A week ago the Brotherhood publicly rejected any idea of joining the new cabinet, with Saad El-Katatni, head of the movement’s Freedom and Justice Party, telling Al-Ahram newspaper, “It would be a big loss to join any government at the present time – it is better to wait until a new parliament is elected and a new prime minister selected.”
Leaders of the harder-line Salafi groups struck a more belligerent note. “The new cabinet reshuffle was mainly aimed to appease the protesters in Tahrir Square,” Salafi leaders told the daily, calling for a “Friday of Sharia” to protest the move.
“The new cabinet reshuffle and the document on supraconstitutional principles go against the will of the majority of Egyptians,” they said. “It is just aimed to satisfy the secularists and liberals, and this is very bad for recovering stability.”
A peaceful transition will depend on how effectively the military rulers can manage pressure from the street for faster reforms and keep a lid on social tensions made worse by an economic crisis.

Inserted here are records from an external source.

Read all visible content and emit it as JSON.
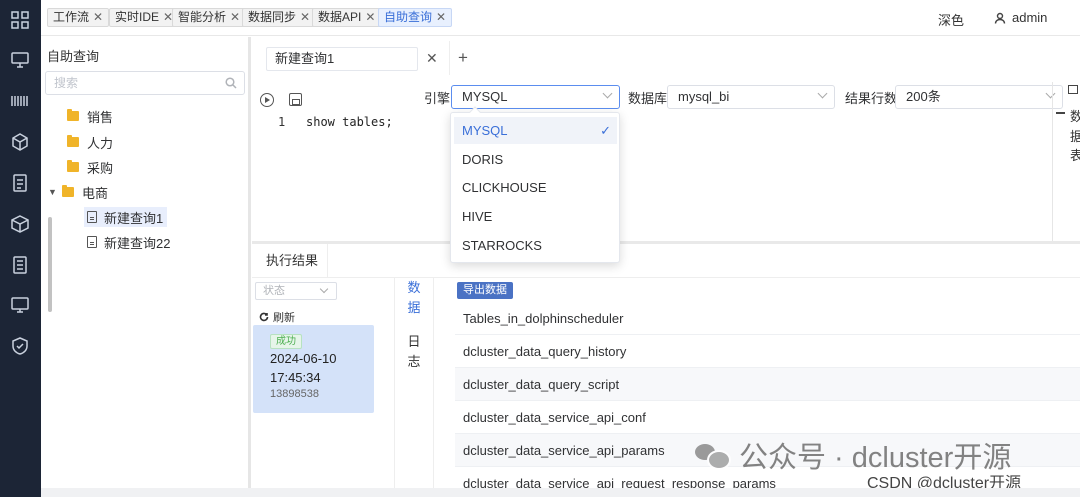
{
  "top_tabs": [
    {
      "label": "工作流"
    },
    {
      "label": "实时IDE"
    },
    {
      "label": "智能分析"
    },
    {
      "label": "数据同步"
    },
    {
      "label": "数据API"
    },
    {
      "label": "自助查询"
    }
  ],
  "close_glyph": "✕",
  "header": {
    "theme_label": "深色",
    "user_name": "admin"
  },
  "left_panel": {
    "title": "自助查询",
    "search_placeholder": "搜索",
    "tree": [
      {
        "label": "销售"
      },
      {
        "label": "人力"
      },
      {
        "label": "采购"
      },
      {
        "label": "电商"
      },
      {
        "label": "新建查询1"
      },
      {
        "label": "新建查询22"
      }
    ]
  },
  "editor": {
    "query_tab": "新建查询1",
    "add_tab": "+",
    "engine_label": "引擎:",
    "engine_value": "MYSQL",
    "db_label": "数据库:",
    "db_value": "mysql_bi",
    "rows_label": "结果行数:",
    "rows_value": "200条",
    "line_number": "1",
    "code": "show tables;",
    "side_panel_text": [
      "数",
      "据",
      "表"
    ]
  },
  "engine_options": [
    {
      "label": "MYSQL",
      "selected": true
    },
    {
      "label": "DORIS"
    },
    {
      "label": "CLICKHOUSE"
    },
    {
      "label": "HIVE"
    },
    {
      "label": "STARROCKS"
    }
  ],
  "check_glyph": "✓",
  "results": {
    "tab_label": "执行结果",
    "status_placeholder": "状态",
    "refresh_label": "刷新",
    "history": {
      "badge": "成功",
      "date": "2024-06-10",
      "time": "17:45:34",
      "id": "13898538"
    },
    "vtab_data": [
      "数",
      "据"
    ],
    "vtab_log": [
      "日",
      "志"
    ],
    "export_label": "导出数据",
    "column_header": "Tables_in_dolphinscheduler",
    "rows": [
      "dcluster_data_query_history",
      "dcluster_data_query_script",
      "dcluster_data_service_api_conf",
      "dcluster_data_service_api_params",
      "dcluster_data_service_api_request_response_params"
    ]
  },
  "watermark": {
    "main": "公众号 · dcluster开源",
    "csdn": "CSDN @dcluster开源"
  }
}
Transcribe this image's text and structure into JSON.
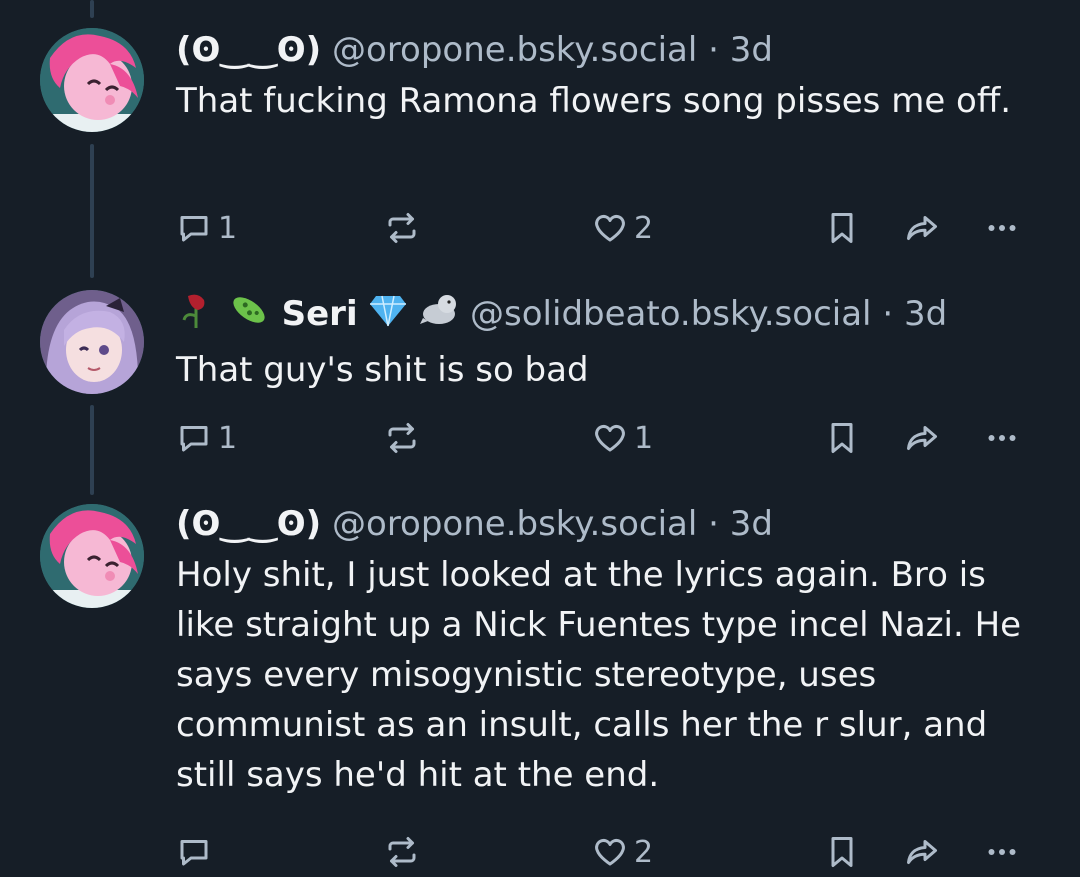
{
  "posts": [
    {
      "display_name": "(ʘ‿‿ʘ)",
      "handle": "@oropone.bsky.social",
      "separator": "·",
      "time": "3d",
      "text": "That fucking Ramona flowers song pisses me off.",
      "reply_count": "1",
      "repost_count": "",
      "like_count": "2",
      "avatar_icon": "pink-pony-avatar"
    },
    {
      "display_name": "Seri",
      "handle": "@solidbeato.bsky.social",
      "separator": "·",
      "time": "3d",
      "text": "That guy's shit is so bad",
      "reply_count": "1",
      "repost_count": "",
      "like_count": "1",
      "avatar_icon": "anime-girl-avatar",
      "name_emojis_before": [
        "wilted-rose-icon",
        "microbe-icon"
      ],
      "name_emojis_after": [
        "gem-icon",
        "seal-icon"
      ]
    },
    {
      "display_name": "(ʘ‿‿ʘ)",
      "handle": "@oropone.bsky.social",
      "separator": "·",
      "time": "3d",
      "text": "Holy shit, I just looked at the lyrics again. Bro is like straight up a Nick Fuentes type incel Nazi. He says every misogynistic stereotype, uses communist as an insult, calls her the r slur, and still says he'd hit at the end.",
      "reply_count": "",
      "repost_count": "",
      "like_count": "2",
      "avatar_icon": "pink-pony-avatar"
    }
  ],
  "colors": {
    "background": "#161e27",
    "text": "#f1f3f5",
    "muted": "#aebbc9",
    "thread_line": "#2e4052"
  }
}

“What is needed is to restore the trust and the credibility of the government. The basic problem facing us now in the short run is restoring security; not just security but the perception of security,” Hazem el- Beblawi, due to replace Samir Radwan as finance minister, told Reuters on Tuesday. Radwan is widely seen as a pragmatist with a free-market outlook.
Activists pushing for a swift move to civilian rule have called the reshuffle too little, too late, saying it fails to purge the government of former Mubarak allies.
Sources said Monday that the deposed president may be tried next month in the Red Sea resort where he is in hospital, rather than in Cairo as originally planned. The move could anger protesters who say the army wants to shield its former commander.
Mubarark, 83, has been in hospital in Sharm el-Sheikh since April when he was initially questioned. He has been detained there and charged with abusing power and killing protesters in the uprising that unseated him on February 11.
Amid their discontent over the pace of political reform, protesters are also frustrated with the slow pace of the trial of a man they blame for killing more than 840 protesters in the uprising and creating a state that concentrated power and wealth in the hands of an elite.
“It is likely Mubarak’s trial will be held in a criminal court in Sharm el-Sheikh, which is being set up now by the Justice Ministry for the trial,” a judicial source said. “Should his health condition get worse, the trial will be held in the hospital where Mubarak now is,” the source said.
Many ordinary Egyptians are skeptical about Mubarak’s illness, seeing it as a ruse so the ruling army can avoid a humiliating public trial for the war veteran.